A common example is a company that wants to provide data to external partners, researchers, or business units but cannot share production data due to privacy concerns. In these situations, synthetic data can provide useful patterns without exposing actual individuals.
Where MOSTLY AI is often a good fit:
- Privacy-first initiatives
- Data sharing and collaboration projects
- Analytics and AI model development
- Organizations seeking a straightforward synthetic data workflow
- Teams focused primarily on tabular datasets
MOSTLY AI's no-code interface and emphasis on statistical fidelity make it attractive for data science and analytics teams. However, organizations working with highly interconnected enterprise systems may require additional effort to maintain relationships and operational consistency across complex environments.
The key difference: enterprise data operations vs synthetic data specialization
The most practical way to compare the two platforms is to focus on the primary business objective.
If your goal is generating privacy-preserving synthetic datasets for analytics, model training, and data sharing, MOSTLY AI offers a focused synthetic data platform with strong statistical fidelity.
If your goal is delivering realistic, production-like data across testing, analytics, AI, and enterprise operations while preserving relationships across multiple systems, K2view provides broader lifecycle coverage and operational control.
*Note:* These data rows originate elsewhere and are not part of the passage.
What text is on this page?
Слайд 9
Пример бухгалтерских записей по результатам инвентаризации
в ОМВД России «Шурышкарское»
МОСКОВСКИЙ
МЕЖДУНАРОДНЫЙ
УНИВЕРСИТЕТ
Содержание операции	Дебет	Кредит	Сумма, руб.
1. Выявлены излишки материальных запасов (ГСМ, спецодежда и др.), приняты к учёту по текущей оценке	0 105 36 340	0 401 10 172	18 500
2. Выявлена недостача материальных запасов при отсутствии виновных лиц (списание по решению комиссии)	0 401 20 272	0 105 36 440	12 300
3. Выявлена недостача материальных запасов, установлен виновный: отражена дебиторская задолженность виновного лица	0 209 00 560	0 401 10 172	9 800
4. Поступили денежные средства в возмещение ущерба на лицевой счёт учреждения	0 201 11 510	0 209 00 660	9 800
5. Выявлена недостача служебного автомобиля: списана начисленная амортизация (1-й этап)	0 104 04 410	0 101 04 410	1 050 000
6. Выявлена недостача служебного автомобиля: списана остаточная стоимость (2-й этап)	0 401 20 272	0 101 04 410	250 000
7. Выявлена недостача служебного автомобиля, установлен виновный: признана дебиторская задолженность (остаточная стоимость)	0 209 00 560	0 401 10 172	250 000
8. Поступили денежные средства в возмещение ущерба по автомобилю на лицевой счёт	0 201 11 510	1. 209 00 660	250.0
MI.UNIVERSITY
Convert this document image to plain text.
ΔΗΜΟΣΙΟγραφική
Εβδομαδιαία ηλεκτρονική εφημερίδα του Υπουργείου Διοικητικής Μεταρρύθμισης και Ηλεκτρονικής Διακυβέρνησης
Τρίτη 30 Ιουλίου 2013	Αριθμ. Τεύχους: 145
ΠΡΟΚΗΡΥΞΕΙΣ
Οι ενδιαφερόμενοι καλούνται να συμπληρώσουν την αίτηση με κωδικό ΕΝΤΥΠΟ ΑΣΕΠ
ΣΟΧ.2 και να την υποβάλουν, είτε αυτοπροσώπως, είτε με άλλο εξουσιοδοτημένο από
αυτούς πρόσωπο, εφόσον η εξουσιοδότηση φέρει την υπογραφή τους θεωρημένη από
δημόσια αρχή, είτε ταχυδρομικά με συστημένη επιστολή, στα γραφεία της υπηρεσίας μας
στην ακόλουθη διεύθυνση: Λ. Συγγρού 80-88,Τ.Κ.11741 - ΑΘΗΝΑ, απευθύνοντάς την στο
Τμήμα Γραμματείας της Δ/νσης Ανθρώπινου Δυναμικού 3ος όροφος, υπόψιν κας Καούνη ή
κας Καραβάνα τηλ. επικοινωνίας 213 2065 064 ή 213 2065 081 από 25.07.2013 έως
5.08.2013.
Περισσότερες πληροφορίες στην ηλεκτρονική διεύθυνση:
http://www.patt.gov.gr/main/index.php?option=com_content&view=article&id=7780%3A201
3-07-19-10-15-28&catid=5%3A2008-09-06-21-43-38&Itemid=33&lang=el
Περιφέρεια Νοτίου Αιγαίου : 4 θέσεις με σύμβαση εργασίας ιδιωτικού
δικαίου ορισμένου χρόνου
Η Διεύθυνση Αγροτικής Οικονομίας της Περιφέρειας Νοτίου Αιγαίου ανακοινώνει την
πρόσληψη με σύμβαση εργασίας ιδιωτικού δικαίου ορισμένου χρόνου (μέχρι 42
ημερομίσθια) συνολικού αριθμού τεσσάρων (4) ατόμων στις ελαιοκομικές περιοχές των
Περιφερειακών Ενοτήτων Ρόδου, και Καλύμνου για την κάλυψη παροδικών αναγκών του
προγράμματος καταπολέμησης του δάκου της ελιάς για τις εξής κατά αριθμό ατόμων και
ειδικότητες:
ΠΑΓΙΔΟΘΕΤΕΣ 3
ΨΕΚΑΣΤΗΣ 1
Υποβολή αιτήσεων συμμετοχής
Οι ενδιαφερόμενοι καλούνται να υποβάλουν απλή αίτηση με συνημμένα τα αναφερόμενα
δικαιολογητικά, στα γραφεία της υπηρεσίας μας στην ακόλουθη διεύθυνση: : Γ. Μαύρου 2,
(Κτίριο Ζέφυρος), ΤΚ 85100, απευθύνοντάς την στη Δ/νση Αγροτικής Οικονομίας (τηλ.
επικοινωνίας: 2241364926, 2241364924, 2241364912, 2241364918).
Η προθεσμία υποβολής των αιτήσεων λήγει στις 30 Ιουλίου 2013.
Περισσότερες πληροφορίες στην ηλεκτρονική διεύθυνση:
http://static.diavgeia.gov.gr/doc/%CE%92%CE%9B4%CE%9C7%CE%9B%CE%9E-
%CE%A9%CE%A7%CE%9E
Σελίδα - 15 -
This distinction explains why many evaluations should not focus on which platform is universally better, but rather which platform is better aligned with the organization's requirements.
A practical evaluation checklist
When comparing synthetic data platforms, consider these questions:
1. Does the dataset support real business processes?
A. Can users execute critical workflows and test scenarios successfully, or does the data require significant remediation?
2. How much manual effort is required?
A. Do teams spend time fixing relationships, constraints, and data quality issues after generation?
3. Can datasets be regenerated consistently?
A. Repeatability is essential for testing, troubleshooting, and governance.
4. Will privacy and compliance teams approve it?
A. Technical capability matters only if the solution satisfies security, privacy, and regulatory requirements.
5. Can the approach scale across the enterprise?
A. A solution that works for one department may not work effectively across multiple teams, applications, and environments.
Bottom line
K2view and MOSTLY AI both address the growing demand for synthetic data, but they solve different challenges.
MOSTLY AI is often a strong choice for organizations seeking privacy-focused synthetic datasets for analytics, AI, and data sharing.
K2view is often a stronger fit for enterprises that need realistic, production-like synthetic data across complex environments, along with lifecycle automation, governance, and cross-system relational consistency.
The best choice depends on the use case. Organizations focused primarily on synthetic analytics data may prefer MOSTLY AI, while enterprises requiring scalable, end-to-end synthetic data operations are likely to find K2view better aligned with their long-term requirements.